W Lidze Fanów zawodnicy oceniają sędziowanie, poprzez dawanie mu not od 1 do 5. Uważasz, że warto coś takiego wprowadzić w NLH? Czy gracze faktycznie są w stanie realnie zweryfikować decyzje arbitra, gdzie przecież większość z nich zasady zna jedynie z telewizji?

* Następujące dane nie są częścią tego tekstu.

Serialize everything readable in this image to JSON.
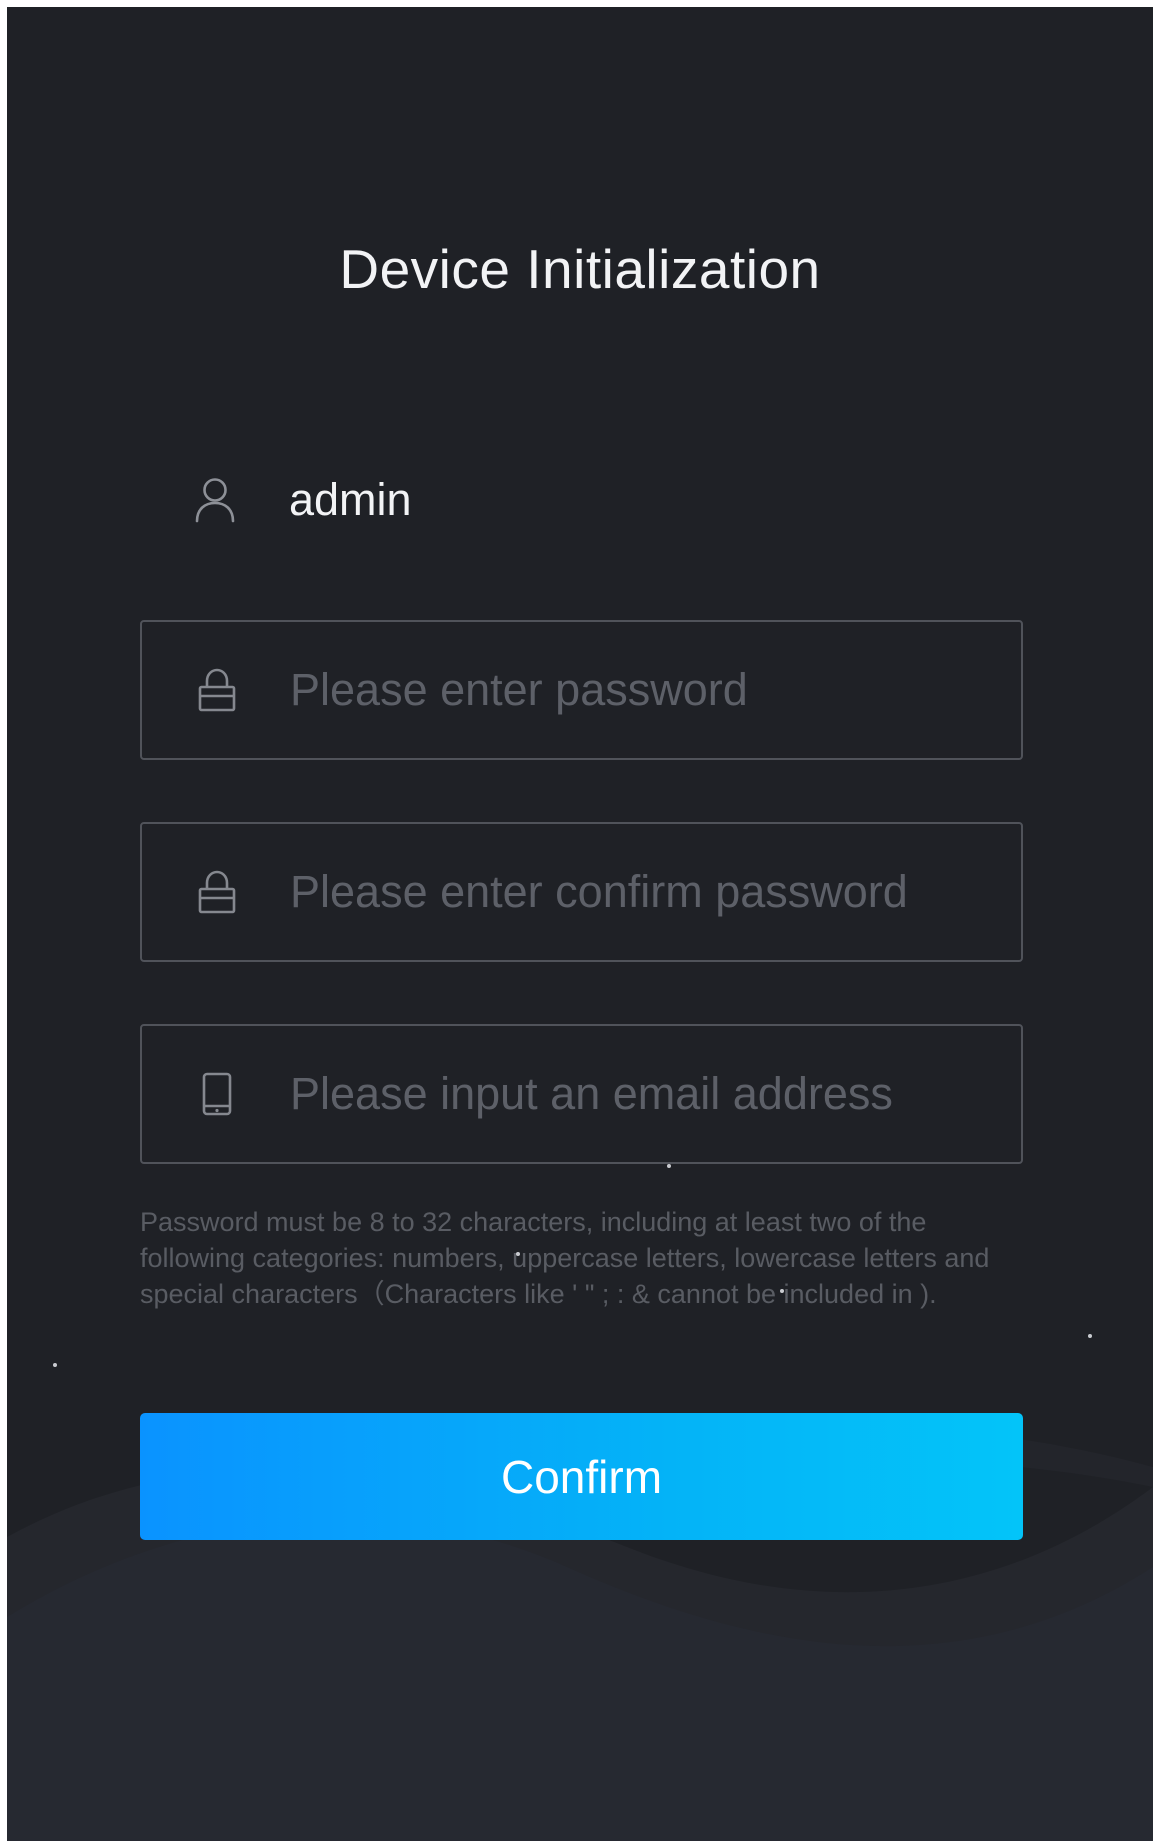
{
  "page": {
    "title": "Device Initialization"
  },
  "user": {
    "icon": "user-icon",
    "username": "admin"
  },
  "fields": {
    "password": {
      "icon": "lock-icon",
      "placeholder": "Please enter password",
      "value": ""
    },
    "confirm_password": {
      "icon": "lock-icon",
      "placeholder": "Please enter confirm password",
      "value": ""
    },
    "email": {
      "icon": "phone-icon",
      "placeholder": "Please input an email address",
      "value": ""
    }
  },
  "hint": "Password must be 8 to 32 characters, including at least two of the following categories: numbers, uppercase letters, lowercase letters and special characters（Characters like ' \" ; : & cannot be included in ).",
  "confirm_label": "Confirm",
  "colors": {
    "background": "#1f2126",
    "field_border": "#50535a",
    "placeholder": "#5d6068",
    "accent_start": "#0a93ff",
    "accent_end": "#03c4f9",
    "text": "#f2f3f5"
  }
}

- Dla mnie to jest bzdura. Każdy sędzia powinien umieć ocenić sam siebie, przeanalizować co mógłby zrobić lepiej a co wyszło mu fajnie. Ja np. bardzo lubię przywilej korzyści, nieraz z nim przesadzam, ale dla mnie mądrość zawodnika a i sędziego w takich sytuacjach to sól futbolu! Tak kształtują się zachowania i kariery poszczególnych graczy. Do piłki trzeba mieć „jaja”, a nie tylko kombinować. Sędzia musi znać przepisy i powinien tę wiedzę rozpowszechniać, inaczej nie powinien pojawiać się na placu! A że coś umknie? Że gdzieś popełni się błąd? Szkoda, że ci artyści piłkarscy nie potrafią przeanalizować swoich wtop!

I na koniec – jak długo chcesz jeszcze sędziować? Dajesz sobie jakiś deadline?

- Jak długo nie powiem. Jeszcze Was trochę wygwiżdżę (śmiech). Siły i pasję jeszcze w sobie posiadam! To jest moje… i wasze życie! Niektórzy powinni to w końcu zrozumieć! Jednak zawsze będę z wami wszystkimi, bo jedziemy na wspólnym wózku! Pamiętajcie o tym i do zobaczenia na placu.

To nam się podoba :) Dzięki Darek i przynajmniej kolejnych 16 tysięcy!